The S&P 500 features leading U.S. publicly traded companies across industries, all domiciled within the U.S., and it is the proxy for the U.S. stock market as a whole. When constructing global equity portfolios, investors generally consider the S&P 500 as their primary U.S. allocation while diversifying with exposure to various international strategies. For example, if you wanted your portfolio to be 70% U.S. and 30% international, you could invest 70% of your portfolio in the S&P 500 index and 30% in an international index such as the MSCI All Country World ex-US index or MSCI EAFE index. Easy-peasy.
However, this approach has a wrinkle—the S&P 500 index isn’t as ‘domestic’ as one would think. Decades of globalization have interconnected the world’s economies, and most companies in the S&P 500 are multinational corporations. Although 100% of the companies in the index are domiciled in the United States, only 59% of their revenues come from it.
Could the S&P 500 Index be considered a global portfolio, then? In some sense, yes. Great. Can I finally ditch the international allocation my advisor keeps recommending? Not so fast, my friends. Let me go one step further here.
International indexes aren’t solely confined to their borders, either. Below are the revenue exposures of stocks held within two major, non-U.S. equity indexes.
Similar to the S&P 500, these indexes have both U.S. and international revenue exposure. Looking below the surface of each index, it is apparent that segmenting a company according to domicile shouldn’t be its defining characteristic.
Take Nvidia, which has the 3rd largest weighting in the S&P 500 index. It is a premier U.S.-based company that almost single-handedly supplies the insatiable thirst for artificial intelligence computing needs. Only 44% of their revenues have come from the U.S. in the past year.
Contrast that to the country Denmark’s pride and joy, Novo Nordisk. Its blockbuster weight loss drug, Ozempic, is a leader in a category estimated to be hundreds of billions of dollars. (It really is fascinating). Fifty-five percent of Novo Nordisk’s revenues come from the U.S., making it more exposed to the U.S. than Nvidia is. Because Novo is not domiciled in the U.S., it is not in the S&P 500 Index (but occupies the top spot in various international indexes).

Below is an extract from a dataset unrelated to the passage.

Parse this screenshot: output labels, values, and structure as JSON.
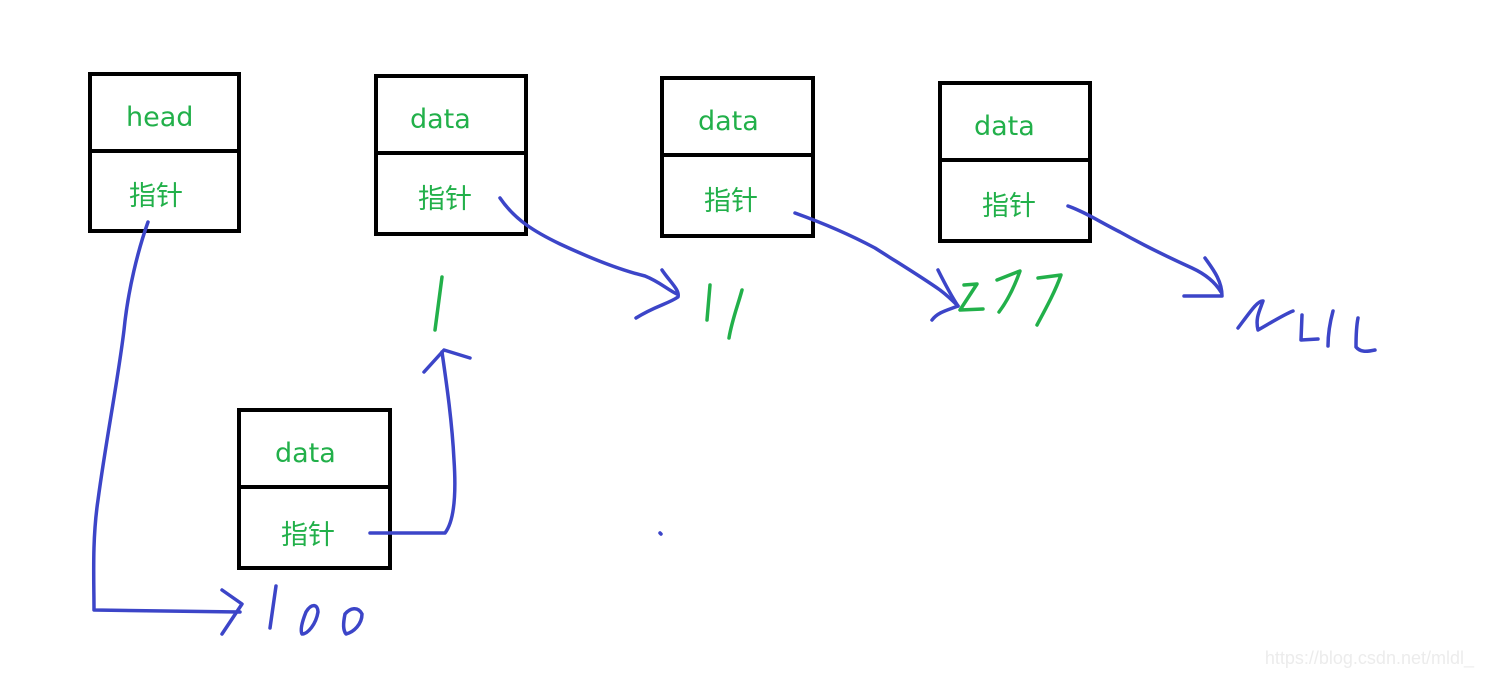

When you compare a company’s domicile and revenue exposure, the lines get blurry. But that shouldn’t confuse investors or upend practical rules for diversifying globally. Investors don’t need to own every market or have exposure to every country. At the same time, there is no perfect allocation split between U.S. and international that has empirically held up in all environments. Great stocks are found everywhere, not just in the U.S. Having a global allocation that you can behaviorally stick with allows an investor to own the best stocks around the globe while benefiting from diversification.